On our way back we stopped at a little country church, so peaceful, so very peaceful, in the evening light, where it stood, withdrawn from the highway, Norman and Gothic without, and within all so sweet and bare and clean, that we could not believe in the old ecclesiasticism which persecuted the Puritans into the exile whither they carried the persecuting spirit with them. A pretty child, a little girl, opened the churchyard gate and held it for us to pass, and her gentleness made me the more question the history of those dreadful days in the past. When I saw a young lady, in the modern dress which I had so often lost my heart to at the Church Parade in Hyde Park, going up a leafy lane, toward the vicarage, from having been for tennis and afternoon tea at some pleasant home in the neighborhood, I denied the atrocious facts altogether. She had such a very charming hat on.

The suburbs of Great Grimsby, after you reach them through that zone of bad smell, are rather attractive, and you get into long clean streets of small stone houses, like those of Plymouth or Southampton, and presently you reach the Humber, which is full of the steamers and sail, both fishing and deep sea, of the prosperous port, with great booms of sawlogs from Norway, half filling the channel, and with a fringe of tall chimneys from the sawmills along the shores. Great Grimsby is not only the centre of a vast distributing trade in coal and lumber, but of a still vaster trade in fish. It cuts one’s pride, if one has believed that Gloucester, Massachusetts, is the greatest fishing port in the world, to learn that Grimsby, with a hundred more fishing sail, is only “one of the principal fishing ports” of the United Kingdom. What can one do against those brutal British statistics? We think our towns grow like weeds, but London seems to grow half such a weed as Chicago in a single night.

After we were got well into the town, we found ourselves part of an immense bicycle parade, with bicyclers of both sexes on their wheels, in masks and costumes, Pierrots, and Clowns, and Harlequins and Columbines, in a competition for the prettiest and fanciest dress.

When we came to start from the station on our run to London, we reflected that there were a great many of these bicyclers, and that they would probably crowd us in our third-class compartment. So, as we had bought an excellent supper in baskets, such as they send you on the trains everywhere in England, and wished to eat it in quiet, we sought out the guard who was lurking near for the purpose, and bribed him to shut us into that compartment, and not let any one else in. There we remained in darkness, with our curtains drawn, and when, near train-time, the bicyclers began to swarm about the carriages, we heard them demanding admittance to our compartment from our faithful guard, if that is the right way to call him. He turned them away with soft answers, answers so very soft that we could not make out what he said, but he seemed to be inviting them into other compartments, which he doubtless pretended were better.

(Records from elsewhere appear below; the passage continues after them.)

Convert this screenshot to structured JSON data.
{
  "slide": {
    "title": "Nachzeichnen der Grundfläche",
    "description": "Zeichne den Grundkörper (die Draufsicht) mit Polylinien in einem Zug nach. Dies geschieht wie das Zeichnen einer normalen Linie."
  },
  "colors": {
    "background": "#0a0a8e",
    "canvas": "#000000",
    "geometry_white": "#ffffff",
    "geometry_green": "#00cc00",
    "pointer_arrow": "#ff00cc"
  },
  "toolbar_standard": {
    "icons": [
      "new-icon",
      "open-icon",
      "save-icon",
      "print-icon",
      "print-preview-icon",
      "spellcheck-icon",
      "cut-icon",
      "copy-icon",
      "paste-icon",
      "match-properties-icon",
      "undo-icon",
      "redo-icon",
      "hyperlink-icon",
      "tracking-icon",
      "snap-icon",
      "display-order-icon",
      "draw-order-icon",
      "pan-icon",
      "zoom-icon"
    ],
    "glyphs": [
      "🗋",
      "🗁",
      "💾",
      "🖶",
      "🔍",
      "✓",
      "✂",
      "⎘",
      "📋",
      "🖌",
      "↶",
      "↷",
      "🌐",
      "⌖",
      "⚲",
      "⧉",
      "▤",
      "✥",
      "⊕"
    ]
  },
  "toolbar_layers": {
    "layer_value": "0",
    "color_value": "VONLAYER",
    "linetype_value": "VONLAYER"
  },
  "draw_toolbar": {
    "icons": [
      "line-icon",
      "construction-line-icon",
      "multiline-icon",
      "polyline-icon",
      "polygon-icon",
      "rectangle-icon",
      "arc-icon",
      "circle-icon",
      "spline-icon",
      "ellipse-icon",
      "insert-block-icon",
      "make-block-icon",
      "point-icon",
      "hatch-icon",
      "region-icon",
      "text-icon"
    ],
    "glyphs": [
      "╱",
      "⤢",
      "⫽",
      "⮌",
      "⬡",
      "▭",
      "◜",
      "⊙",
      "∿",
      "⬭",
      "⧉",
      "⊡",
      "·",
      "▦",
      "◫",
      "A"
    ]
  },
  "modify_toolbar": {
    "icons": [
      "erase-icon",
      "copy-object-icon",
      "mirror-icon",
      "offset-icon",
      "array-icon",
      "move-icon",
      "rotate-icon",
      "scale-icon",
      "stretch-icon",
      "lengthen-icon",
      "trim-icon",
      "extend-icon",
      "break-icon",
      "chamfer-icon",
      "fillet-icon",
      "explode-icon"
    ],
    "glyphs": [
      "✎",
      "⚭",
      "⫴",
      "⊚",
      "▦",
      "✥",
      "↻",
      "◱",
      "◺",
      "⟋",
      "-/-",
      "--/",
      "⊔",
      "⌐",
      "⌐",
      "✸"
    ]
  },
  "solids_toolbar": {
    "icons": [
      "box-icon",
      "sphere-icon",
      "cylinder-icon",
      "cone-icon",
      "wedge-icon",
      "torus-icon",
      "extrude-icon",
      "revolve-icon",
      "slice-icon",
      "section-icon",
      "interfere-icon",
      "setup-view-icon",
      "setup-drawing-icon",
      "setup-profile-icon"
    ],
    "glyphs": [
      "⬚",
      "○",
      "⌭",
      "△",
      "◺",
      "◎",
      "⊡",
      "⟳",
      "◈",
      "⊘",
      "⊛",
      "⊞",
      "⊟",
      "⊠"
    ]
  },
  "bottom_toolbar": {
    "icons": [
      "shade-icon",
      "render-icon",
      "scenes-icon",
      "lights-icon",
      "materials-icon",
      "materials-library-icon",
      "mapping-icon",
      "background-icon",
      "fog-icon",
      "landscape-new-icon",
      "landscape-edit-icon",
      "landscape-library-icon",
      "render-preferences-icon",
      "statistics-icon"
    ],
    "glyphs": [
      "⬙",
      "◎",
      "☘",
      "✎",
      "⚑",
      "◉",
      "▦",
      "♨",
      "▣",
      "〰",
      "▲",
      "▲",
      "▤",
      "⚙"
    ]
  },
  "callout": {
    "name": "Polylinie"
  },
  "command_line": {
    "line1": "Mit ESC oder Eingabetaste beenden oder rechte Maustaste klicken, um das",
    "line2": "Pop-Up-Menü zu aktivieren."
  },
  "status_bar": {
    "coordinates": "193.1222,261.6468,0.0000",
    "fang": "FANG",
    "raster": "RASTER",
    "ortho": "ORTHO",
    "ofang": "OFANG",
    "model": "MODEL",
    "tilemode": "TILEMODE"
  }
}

The murmurs would die away, and then rise again, and from time to time we knew that a baffled bicycler was pulling at our door, or vainly bumping against it. We listened with our hearts in our mouths; but no one got in, and the train started, and we opened our baskets and began to eat and to drink, like two aristocrats or plutocrats. What made our inhuman behavior worse was that we were really nothing of the kind, but both professed friends of the common people. The story might show that when it comes to a question of selfishness men are all alike ready to profit by the unjust conditions. However, it must be remembered that those people were only bicyclers. If we could have conceived of them as masses we should have known them for brothers, and let them in, probably.